Friday, July 15, 2016

Week 6

As the my immersion experience continues, I continue to gain a great deal of perspective for clinical work and the medical field as a whole. By now, I have had the opportunity to see patients throughout their entire experience: consultation, pre-op, surgery, post-op, and weeks after recovery. This has really helped me to understand each patients story and operation. It is truly amazing to see an entire surgery and see the patient recover to full heal, with little indication the surgery has ever occurred. One particular case that was shocking, was seeing an elderly patient who had an entire jaw reconstruction (she needed her jaw bone removed due to a tumor). Dr. Spector showed me images during the surgery and then we examined her reconstruction 6 months later. To my untrained eye, I could barely tell she had such an extensive surgery done. 

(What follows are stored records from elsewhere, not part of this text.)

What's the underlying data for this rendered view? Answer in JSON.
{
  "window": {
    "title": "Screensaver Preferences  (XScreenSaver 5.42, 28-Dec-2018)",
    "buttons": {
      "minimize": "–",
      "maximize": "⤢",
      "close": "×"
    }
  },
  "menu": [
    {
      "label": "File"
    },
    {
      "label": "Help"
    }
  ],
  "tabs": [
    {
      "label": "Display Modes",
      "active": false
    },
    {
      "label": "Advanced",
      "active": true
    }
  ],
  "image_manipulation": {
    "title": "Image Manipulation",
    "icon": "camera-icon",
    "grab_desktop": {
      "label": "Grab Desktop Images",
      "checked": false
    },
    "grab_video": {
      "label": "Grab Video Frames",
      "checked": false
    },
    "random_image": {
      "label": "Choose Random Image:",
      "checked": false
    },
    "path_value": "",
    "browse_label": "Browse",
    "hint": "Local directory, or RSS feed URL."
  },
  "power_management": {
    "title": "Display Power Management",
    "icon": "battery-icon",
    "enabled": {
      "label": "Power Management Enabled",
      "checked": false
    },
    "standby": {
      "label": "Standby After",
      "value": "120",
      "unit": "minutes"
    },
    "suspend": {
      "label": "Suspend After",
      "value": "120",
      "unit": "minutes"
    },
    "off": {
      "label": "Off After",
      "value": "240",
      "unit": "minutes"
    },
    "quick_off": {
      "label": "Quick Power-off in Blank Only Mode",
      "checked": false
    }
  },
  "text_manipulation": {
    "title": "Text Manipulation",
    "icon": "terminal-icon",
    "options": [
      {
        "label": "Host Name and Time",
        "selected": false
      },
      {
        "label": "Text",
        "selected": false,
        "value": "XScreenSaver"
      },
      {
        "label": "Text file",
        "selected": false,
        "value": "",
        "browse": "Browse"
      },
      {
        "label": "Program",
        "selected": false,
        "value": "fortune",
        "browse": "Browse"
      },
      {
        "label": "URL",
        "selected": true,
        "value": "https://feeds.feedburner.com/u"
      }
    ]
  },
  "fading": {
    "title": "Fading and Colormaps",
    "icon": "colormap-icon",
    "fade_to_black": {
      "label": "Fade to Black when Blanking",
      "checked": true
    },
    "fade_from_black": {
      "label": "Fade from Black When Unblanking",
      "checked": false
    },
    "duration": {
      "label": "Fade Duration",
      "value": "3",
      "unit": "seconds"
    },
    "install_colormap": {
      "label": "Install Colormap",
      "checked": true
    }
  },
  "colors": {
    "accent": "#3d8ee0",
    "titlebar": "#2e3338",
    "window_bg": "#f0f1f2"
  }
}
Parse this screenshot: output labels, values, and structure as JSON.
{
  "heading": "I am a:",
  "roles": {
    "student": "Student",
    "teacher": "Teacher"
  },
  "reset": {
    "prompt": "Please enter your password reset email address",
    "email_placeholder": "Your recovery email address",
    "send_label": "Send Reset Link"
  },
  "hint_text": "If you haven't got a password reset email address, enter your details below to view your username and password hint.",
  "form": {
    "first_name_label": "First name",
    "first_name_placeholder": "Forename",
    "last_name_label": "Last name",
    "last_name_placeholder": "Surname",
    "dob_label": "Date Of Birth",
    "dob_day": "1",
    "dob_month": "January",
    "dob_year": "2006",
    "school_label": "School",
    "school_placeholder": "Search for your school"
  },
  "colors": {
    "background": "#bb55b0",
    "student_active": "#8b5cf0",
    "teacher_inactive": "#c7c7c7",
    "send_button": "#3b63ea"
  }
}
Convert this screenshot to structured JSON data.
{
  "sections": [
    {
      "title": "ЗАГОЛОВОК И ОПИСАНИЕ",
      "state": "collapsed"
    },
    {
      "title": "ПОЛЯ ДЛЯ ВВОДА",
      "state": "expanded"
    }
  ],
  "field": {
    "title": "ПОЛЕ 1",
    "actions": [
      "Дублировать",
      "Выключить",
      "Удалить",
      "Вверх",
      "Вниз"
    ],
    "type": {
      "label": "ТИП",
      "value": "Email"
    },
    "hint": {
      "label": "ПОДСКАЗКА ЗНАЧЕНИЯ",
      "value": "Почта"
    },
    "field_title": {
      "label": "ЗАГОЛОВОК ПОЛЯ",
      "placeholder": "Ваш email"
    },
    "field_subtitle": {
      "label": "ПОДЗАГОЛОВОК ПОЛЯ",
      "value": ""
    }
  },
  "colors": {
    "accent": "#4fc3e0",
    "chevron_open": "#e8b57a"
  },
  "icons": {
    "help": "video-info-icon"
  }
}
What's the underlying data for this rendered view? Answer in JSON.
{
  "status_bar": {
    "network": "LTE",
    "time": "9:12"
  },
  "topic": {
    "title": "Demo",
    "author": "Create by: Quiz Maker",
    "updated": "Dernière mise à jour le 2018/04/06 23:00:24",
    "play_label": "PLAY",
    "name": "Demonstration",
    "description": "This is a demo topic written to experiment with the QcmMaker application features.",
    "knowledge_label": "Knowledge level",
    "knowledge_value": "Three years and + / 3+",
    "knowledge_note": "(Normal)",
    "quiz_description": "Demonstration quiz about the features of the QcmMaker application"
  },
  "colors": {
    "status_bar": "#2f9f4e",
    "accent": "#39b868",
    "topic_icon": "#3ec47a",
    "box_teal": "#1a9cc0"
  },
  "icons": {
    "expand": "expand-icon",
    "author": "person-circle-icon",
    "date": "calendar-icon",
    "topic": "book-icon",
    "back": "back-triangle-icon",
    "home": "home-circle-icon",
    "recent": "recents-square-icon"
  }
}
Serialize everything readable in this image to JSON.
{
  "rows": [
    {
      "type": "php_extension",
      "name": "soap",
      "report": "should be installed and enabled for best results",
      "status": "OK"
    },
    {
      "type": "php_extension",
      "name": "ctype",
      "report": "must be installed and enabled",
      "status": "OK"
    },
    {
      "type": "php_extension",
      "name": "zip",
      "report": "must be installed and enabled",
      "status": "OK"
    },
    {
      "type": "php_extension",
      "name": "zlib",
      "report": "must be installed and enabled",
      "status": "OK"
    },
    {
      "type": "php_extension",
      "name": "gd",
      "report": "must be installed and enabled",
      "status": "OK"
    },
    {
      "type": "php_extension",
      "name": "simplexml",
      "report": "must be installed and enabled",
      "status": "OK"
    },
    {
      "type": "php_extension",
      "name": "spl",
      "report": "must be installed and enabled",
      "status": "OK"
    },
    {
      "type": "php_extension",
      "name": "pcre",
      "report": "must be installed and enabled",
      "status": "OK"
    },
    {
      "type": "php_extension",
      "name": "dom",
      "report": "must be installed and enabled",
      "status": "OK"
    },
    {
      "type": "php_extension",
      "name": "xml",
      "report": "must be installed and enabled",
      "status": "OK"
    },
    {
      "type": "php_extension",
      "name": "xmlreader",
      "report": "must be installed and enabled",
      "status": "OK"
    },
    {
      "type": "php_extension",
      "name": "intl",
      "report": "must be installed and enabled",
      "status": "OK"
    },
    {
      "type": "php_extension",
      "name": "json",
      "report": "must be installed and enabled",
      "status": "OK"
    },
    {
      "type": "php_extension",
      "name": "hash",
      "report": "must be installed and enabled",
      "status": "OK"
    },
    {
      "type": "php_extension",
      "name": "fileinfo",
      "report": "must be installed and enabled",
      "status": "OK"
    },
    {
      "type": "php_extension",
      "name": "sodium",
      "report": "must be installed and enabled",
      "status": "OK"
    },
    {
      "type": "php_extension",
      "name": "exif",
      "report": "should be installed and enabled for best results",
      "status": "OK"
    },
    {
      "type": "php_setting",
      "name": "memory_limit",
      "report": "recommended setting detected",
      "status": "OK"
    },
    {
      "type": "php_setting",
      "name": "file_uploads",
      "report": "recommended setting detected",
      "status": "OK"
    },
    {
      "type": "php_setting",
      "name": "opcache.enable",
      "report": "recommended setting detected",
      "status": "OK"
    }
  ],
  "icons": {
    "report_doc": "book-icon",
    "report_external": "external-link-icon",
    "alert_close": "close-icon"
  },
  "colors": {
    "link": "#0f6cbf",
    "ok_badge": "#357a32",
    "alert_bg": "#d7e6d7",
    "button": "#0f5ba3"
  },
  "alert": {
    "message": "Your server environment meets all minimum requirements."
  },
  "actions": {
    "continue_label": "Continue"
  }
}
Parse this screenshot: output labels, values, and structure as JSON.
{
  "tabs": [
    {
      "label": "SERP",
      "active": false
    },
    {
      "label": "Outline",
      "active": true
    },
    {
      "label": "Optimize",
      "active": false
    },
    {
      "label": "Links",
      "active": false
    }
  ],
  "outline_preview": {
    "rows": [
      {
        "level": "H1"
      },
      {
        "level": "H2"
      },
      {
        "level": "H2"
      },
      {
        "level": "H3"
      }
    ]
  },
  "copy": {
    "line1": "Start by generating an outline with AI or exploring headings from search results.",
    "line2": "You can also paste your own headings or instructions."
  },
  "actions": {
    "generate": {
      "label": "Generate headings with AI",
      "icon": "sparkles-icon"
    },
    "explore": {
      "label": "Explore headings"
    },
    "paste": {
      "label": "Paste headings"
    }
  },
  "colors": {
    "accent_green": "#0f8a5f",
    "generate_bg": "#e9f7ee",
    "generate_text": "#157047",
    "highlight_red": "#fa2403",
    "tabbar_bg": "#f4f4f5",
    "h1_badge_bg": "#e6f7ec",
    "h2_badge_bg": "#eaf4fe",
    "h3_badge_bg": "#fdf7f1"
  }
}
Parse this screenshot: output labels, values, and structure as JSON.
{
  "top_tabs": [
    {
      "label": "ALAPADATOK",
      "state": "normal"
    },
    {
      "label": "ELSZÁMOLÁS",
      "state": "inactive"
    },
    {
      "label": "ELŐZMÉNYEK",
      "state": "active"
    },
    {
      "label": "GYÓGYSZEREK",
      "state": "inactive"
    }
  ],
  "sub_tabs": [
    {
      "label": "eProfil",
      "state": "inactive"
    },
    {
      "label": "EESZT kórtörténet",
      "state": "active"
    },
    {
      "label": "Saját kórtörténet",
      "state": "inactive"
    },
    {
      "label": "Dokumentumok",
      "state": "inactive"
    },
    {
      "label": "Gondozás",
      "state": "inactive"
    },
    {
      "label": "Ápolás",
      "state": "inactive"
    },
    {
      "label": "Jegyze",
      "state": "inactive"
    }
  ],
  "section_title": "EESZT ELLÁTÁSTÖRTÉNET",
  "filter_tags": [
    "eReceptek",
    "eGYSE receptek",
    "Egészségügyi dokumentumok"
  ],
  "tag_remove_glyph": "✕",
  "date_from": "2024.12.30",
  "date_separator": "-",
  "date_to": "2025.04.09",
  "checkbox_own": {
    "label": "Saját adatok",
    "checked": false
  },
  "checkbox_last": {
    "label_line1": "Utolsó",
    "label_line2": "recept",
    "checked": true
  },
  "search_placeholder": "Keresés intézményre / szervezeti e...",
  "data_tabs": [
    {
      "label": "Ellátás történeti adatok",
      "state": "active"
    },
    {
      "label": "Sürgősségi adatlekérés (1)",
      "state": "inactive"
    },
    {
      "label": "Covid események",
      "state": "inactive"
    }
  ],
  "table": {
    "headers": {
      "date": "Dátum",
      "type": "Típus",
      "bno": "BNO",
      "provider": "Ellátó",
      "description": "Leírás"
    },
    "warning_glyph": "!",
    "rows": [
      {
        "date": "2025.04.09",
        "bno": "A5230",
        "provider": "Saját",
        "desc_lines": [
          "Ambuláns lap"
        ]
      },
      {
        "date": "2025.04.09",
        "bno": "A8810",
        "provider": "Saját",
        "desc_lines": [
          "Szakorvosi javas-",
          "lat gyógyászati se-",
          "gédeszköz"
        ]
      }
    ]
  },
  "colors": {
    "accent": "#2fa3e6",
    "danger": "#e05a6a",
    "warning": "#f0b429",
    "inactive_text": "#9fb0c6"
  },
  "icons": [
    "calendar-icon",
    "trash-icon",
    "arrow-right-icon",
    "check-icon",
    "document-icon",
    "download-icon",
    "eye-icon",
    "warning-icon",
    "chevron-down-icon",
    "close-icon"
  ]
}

In the OR, I observed a hernia repair, tummy tuck, cleaning and reconstruction of a below knee amputation, as well as a scalp and face repair. I have become familiar with some of these surgeries, but each time I see them I learn new things. In the lab, I have continued working on my project and have made some significant progress. We created tumor vasculature microenvironment of varying stiffness and begun to observe the effects of stiffness on cancer cell migration, intravastation, as well as vessel integrity. After discussing the project in more detail with Dr. Spector at the end of the week, I have a solid plan to finish my project strongly and with some good data. I am very excited to see what I can accomplish in these last two weeks. 

NYC has been exciting as ever, and with the help of my lab mates, I have seen some of the more "hole in the wall" places across the city.